STRANGE GLORY: A LIFE OF DIETRICH BONHOEFFER, Charles Marsh, Alfred A. Knoff, 2014
Dietrich Bonhoeffer is known to most of us for his book Nachfolge (The Cost of Discipleship, in English) or perhaps Letters and Papers from Prison. We know of him as a resister against Hitler’s Third Reich in Germany and ultimately hanged as a traitor on April 9, 1945 — just days before the Allied troops liberated the Flossenburg Concentration Camp on April 23, 1945.
Dr. Charles Marsh, professor of religious studies at the University of Virginia, brings Bonhoeffer to life in his full complexities with his recent book Strange Glory: A Life of Dietrich Bonhoeffer published in 2014. The title of the book is taken from a sermon Dr. Bonhoeffer delivered in London in 1933: “It is a strange glory, the glory of this God.”
“… With a keen understanding of the multi-faceted man behind the saintly image, here is a nuanced, exhilarating, and often heartrending portrait that lays bare Bonhoeffer’s flaws and inner torment, as well as friendships and the faith that sustained and finally redeemed him…” (Book cover, back flap).
He was born February 4, 1906, the sixth of eight children (his twin sister Sabine was the seventh) in Breslau, Germany. His family was a prodigiously talented humanist and wealthy family who preferred religious holidays with relatives rather than in church.
I share a few key quotations and incidents from the book to whet your appetite and encourage you to go to our Parish Library to get the book and read it.
You will not be disappointed and will probably be challenged by Bonhoeffer’s struggle to maintain his faith at a time when the church had sold its soul to the Third Reich and became known as the “Reich Church.” He asked questions: “Where is God?
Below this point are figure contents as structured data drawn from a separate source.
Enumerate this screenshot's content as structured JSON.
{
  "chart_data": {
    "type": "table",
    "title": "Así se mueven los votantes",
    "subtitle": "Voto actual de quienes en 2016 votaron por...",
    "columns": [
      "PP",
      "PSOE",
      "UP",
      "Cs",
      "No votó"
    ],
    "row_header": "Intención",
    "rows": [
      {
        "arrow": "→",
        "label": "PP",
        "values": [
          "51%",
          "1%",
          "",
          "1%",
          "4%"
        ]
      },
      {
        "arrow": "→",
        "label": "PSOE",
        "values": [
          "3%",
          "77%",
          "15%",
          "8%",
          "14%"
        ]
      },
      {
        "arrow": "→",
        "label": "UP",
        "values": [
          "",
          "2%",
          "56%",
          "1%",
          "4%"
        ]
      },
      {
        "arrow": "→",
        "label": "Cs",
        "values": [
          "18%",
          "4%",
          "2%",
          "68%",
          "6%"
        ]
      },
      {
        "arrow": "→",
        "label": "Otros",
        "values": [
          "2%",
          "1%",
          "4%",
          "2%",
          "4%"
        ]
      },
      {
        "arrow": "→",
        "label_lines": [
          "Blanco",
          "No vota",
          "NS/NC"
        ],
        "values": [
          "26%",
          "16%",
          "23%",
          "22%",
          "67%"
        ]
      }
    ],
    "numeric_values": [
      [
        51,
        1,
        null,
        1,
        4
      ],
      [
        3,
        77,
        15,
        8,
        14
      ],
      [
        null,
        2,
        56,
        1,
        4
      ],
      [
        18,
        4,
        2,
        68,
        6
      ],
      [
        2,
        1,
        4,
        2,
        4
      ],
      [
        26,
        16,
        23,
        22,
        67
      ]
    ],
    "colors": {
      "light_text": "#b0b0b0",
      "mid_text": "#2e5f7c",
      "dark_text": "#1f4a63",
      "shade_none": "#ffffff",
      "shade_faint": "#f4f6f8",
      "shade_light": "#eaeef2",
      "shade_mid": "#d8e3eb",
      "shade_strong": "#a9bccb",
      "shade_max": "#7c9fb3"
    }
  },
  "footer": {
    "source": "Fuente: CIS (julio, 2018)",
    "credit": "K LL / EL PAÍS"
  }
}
How does God meet us and what does God expect from us?” These same questions are strikingly relevant in our current, secular, 21st-century culture. “… Bonhoeffer allowed as how it had become not so unusual lately to hear people ask whether the church still had any relevance, whether they still needed God. But this question, he said, was wrongly put. The paramount concern is in fact ‘whether we are willing to offer our lives to the church and the world for this is what God desires’” (p 150).
“… Grace frees and forms, grace invites and involves. Grace calls the idle and the complacent, even the nouveaux riches, out of their spiritual lethargy into heightened knowledge of God. But grace has no use for the indifferent heart …” (p 71).
In September 1930 Bonhoeffer traveled to New York City as a Sloan Fellow enrolled at Union Theological Seminary. It was here that he came to know Dr. Harry Emerson Fosdick, Reinhold Niebuhr, Henry Sloane Coffin, and Harry Ward. “… He was decidedly underwhelmed by a religious culture in which people fashioned their beliefs the same way a man ordered a car from the factory — according to taste and preference.” (p 103) He once ask Dr. Niebuhr, “… Is this a theological school or a school for politicians?…” (p 106).
It was his experiences at the Abyssinian Baptist Church shepherded by Adam Clayton Powell, Sr., that made the deepest and most lasting impression on him. The power of the music and preaching influenced him in some of his darkest hours in Germany. It is recorded that the singing of spirituals could be heard in his prison cell and well as the strains of Eine feste Burg ist unser Gott.
One final statement about Bonhoeffer’s view of Discipleship: “… The terms of grace are quite explicit. Jesus’ call is not answered in the form of a doctrinal formulation, not even in a ‘spoken confession of faith. Rather, it is the immediate deed … nothing precedes, and nothing follows except the obedience of the called.’” (p 243).
Find this book and read it. You will discover a man who struggled with his faith and its expression in a totally racist and politically aggressive environment. You find a flawed man, but a faithful man.
—Richard R. Kuns
Richard Kuns writes reviews of books you can find in the Renouf/Nelson Library.